The book may have depth, but what a movie needs is breadth. Like Dr. Seuss’ other books, The Lorax, very much by design, doesn't have it. So it fell to screenwriters Ken Daurio & Cinco Paul (Despicable Me) & directors Chris Renaud & Kyle Balda to stretch & embellish—to pad, in other words—the material to feature length.

Thus we get songs—pretty good ones—& an elaborate backstory set in Thneedville, an airtight plastic paradise in which all the trees & grass are artificial & in which fresh air is purchased from a villain named O’Hare (Rob Riggle). A boy named Ted (Zach Efron) wants to find a real tree to give to a girl he likes, Audrey (Taylor Swift); on the advice of his spirited Grandmother (Betty White) Ted becomes The Once-ler’s auditor.

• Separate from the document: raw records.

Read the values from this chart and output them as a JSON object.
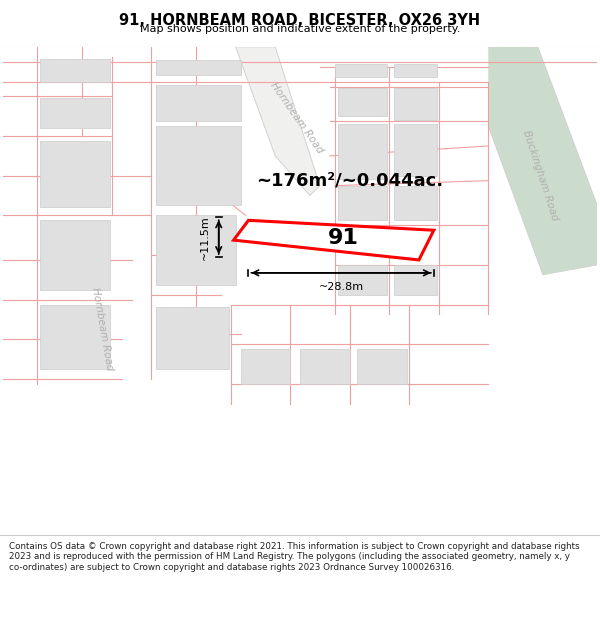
{
  "title": "91, HORNBEAM ROAD, BICESTER, OX26 3YH",
  "subtitle": "Map shows position and indicative extent of the property.",
  "footer": "Contains OS data © Crown copyright and database right 2021. This information is subject to Crown copyright and database rights 2023 and is reproduced with the permission of HM Land Registry. The polygons (including the associated geometry, namely x, y co-ordinates) are subject to Crown copyright and database rights 2023 Ordnance Survey 100026316.",
  "area_label": "~176m²/~0.044ac.",
  "plot_number": "91",
  "width_label": "~28.8m",
  "height_label": "~11.5m",
  "map_bg": "#ffffff",
  "road_green_color": "#ccdccc",
  "road_line_color": "#aaaaaa",
  "plot_outline_color": "#ff0000",
  "building_fill_color": "#e0e0e0",
  "building_edge_color": "#cccccc",
  "parcel_line_color": "#f0a0a0",
  "title_color": "#000000",
  "annotation_color": "#000000",
  "road_label_color": "#b0b0b0"
}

Whether or not what I’ve just described can truly be called Dr. Seuss’ The Lorax, the movie is lively for kids & witty for adults. The trouble, of course, is that far more than the book, it’s an unabashed product of the very cultural mindset that it criticizes.

Toward the end, Ted, Audrey & the Grandmother race to plant the last truffula tree in the center of town, where everybody can see it, while the sinister O’Hare & his goons try to stop them. But in our world, there’s no shortage of public acknowledgments of the need for saner environmental policy, & in the movie, as in our world, there’s little sense of what the citizens of Thneedville (Thneedvillians?) would have to give up to make things better.

Obviously a fable for children can’t, & shouldn’t, attempt to account for all of these real-world complexities. But it shouldn’t be disingenuous about them, either. The screening I saw of Dr. Seuss’ The Lorax was held at a futuristic-looking multiplex at an enormous, brightly-colored outdoor shopping center that doesn’t look very different at all from Thneedville. Before it was a mall, it was a landfill site that had spent 20 years on the EPA’s Superfund list. Somewhere back there, before all us Once-lers arrived, it must have been pristine desert.